Nigeria targets more than $50 billion worth of oil development projects in the next five years, the Nigerian Content Development and Monitoring Board (NCDMB) said, expanding a key contributor to Africa’s biggest economy.

The projects were outlined at the two-day Nigerian Oil and Gas Opportunity Fair (NOGOF) concluded Friday with participation from international and local companies, including Shell PLC and the Nigerian National Petroleum Company Ltd., organizer NCDMB said in a press release.

“Some of the opportunities are from the indigenous players, some by NNPC Ltd and the international oil companies. If you put them together, in the next five years they would exceed $50 billion that would be invested in the Nigerian oil and gas industry”, NCDMB Executive Secretary Simbi Kesiye Wabote told the gathering, as quoted in the release.

One of the projects is Shell Nigeria Exploration and Production Co.’s expansion of its Bonga oil field development. The already-operational northwest section of the field can produce about 65,000 oil-equivalent barrels a day, according to the British energy giant.

“Bonga Southwest, which Shell talked about, is almost about $7 billion to $8 billion”, Wabote said. “Shell also talked about Bonga North, which they might take final investment decisions (FID) early next year and is almost $3 billion”.

He acknowledged oil development in the West African country has been hit by financial, security and regulatory hurdles.

Of projects proposed at previous NOGOFs, most “have come to fruition” but “others are challenged by security concerns, final investment decisions (FID) challenges, bankability and regulatory requirements and approvals”, Wabote said.

“We shared Ikike and today it is almost doing 50,000 barrels per day. We shared Nigeria LNG Train 7 almost six years ago and today it is in full steam, hoping to be completed in 2026. We shared the upstream opportunities that will feed into Train 7, HI, HA and Obeta projects”, he added.

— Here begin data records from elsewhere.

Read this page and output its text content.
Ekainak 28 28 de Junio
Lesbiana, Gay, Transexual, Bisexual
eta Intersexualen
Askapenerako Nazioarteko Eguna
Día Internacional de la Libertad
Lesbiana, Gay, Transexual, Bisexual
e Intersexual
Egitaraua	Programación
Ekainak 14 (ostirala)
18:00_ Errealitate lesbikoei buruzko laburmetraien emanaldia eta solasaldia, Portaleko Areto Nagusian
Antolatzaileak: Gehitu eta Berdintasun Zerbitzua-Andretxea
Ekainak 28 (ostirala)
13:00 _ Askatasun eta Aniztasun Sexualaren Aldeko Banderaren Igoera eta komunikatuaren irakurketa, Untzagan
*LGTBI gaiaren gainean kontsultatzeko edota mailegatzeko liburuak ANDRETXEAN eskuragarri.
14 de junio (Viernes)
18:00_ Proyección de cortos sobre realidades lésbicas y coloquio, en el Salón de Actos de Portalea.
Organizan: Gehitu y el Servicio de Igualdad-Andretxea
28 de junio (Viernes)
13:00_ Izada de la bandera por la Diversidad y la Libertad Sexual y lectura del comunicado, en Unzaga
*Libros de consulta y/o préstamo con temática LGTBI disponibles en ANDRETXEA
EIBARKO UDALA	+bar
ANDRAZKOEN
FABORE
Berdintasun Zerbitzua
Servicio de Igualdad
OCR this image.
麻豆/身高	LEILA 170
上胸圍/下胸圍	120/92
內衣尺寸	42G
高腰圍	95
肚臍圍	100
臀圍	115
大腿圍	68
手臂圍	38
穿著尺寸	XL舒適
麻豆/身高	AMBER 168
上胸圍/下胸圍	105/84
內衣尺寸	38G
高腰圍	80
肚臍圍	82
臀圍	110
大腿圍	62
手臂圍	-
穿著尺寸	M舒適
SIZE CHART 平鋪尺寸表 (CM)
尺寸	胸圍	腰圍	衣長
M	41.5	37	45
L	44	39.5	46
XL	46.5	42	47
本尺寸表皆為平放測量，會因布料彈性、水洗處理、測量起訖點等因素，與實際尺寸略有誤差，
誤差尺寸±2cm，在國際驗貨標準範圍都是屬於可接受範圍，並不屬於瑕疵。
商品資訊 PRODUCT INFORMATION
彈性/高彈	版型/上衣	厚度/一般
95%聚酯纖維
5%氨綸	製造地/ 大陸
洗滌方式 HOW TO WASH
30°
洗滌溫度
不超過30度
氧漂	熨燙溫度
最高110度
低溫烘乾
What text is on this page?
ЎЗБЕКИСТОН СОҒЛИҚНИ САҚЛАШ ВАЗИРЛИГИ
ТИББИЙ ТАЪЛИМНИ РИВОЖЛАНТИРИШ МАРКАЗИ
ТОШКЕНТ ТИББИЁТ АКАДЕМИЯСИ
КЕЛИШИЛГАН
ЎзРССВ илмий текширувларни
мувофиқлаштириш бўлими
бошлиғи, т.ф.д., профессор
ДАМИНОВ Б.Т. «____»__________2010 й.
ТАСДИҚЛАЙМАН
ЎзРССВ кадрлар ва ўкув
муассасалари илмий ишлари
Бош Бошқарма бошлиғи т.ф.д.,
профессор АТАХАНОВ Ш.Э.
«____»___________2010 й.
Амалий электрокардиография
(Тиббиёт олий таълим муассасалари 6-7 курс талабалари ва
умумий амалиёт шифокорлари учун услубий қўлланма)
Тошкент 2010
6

The NCDMB official called for the elimination of “policy inconsistencies” and urged relevant agencies to pass supplementary laws to the Petroleum Industry Act “to give investors the necessary confidence to move ahead”, the press statement said. 

Wabote also called on the government to address “wanton crude oil theft in the Niger Delta” to “enable the production of hydrocarbons at reasonable costs and profitability”, the statement added.

“He regretted that most indigenous operators were unable to evacuate their crude oil through pipelines for over one year and are now forced to explore alternative options at high costs”.

Nigeria lost over 505 million barrels of crude and 4.2 billion liters of petroleum products, or $40.06 billion and $1.84 billion respectively, between 2009 and 2018, according to the Nigeria Extractive Industries Transparency Initiative. “Cumulatively, total crude and product losses for the period amount to $41.9 billion. This is the size of Nigeria’s entire foreign reserves”, it said in a report November 5, 2019.

Oil is a key component of Nigeria’s economy. In the latest data by the National Bureau of Statistics, published February 22, petroleum and natural gas comprised 4.34 percent of the nation’s gross domestic product in the last quarter of 2022, making this sector the fifth-largest contributor to the economy behind crop production, trade, telecommunication and information, and real estate.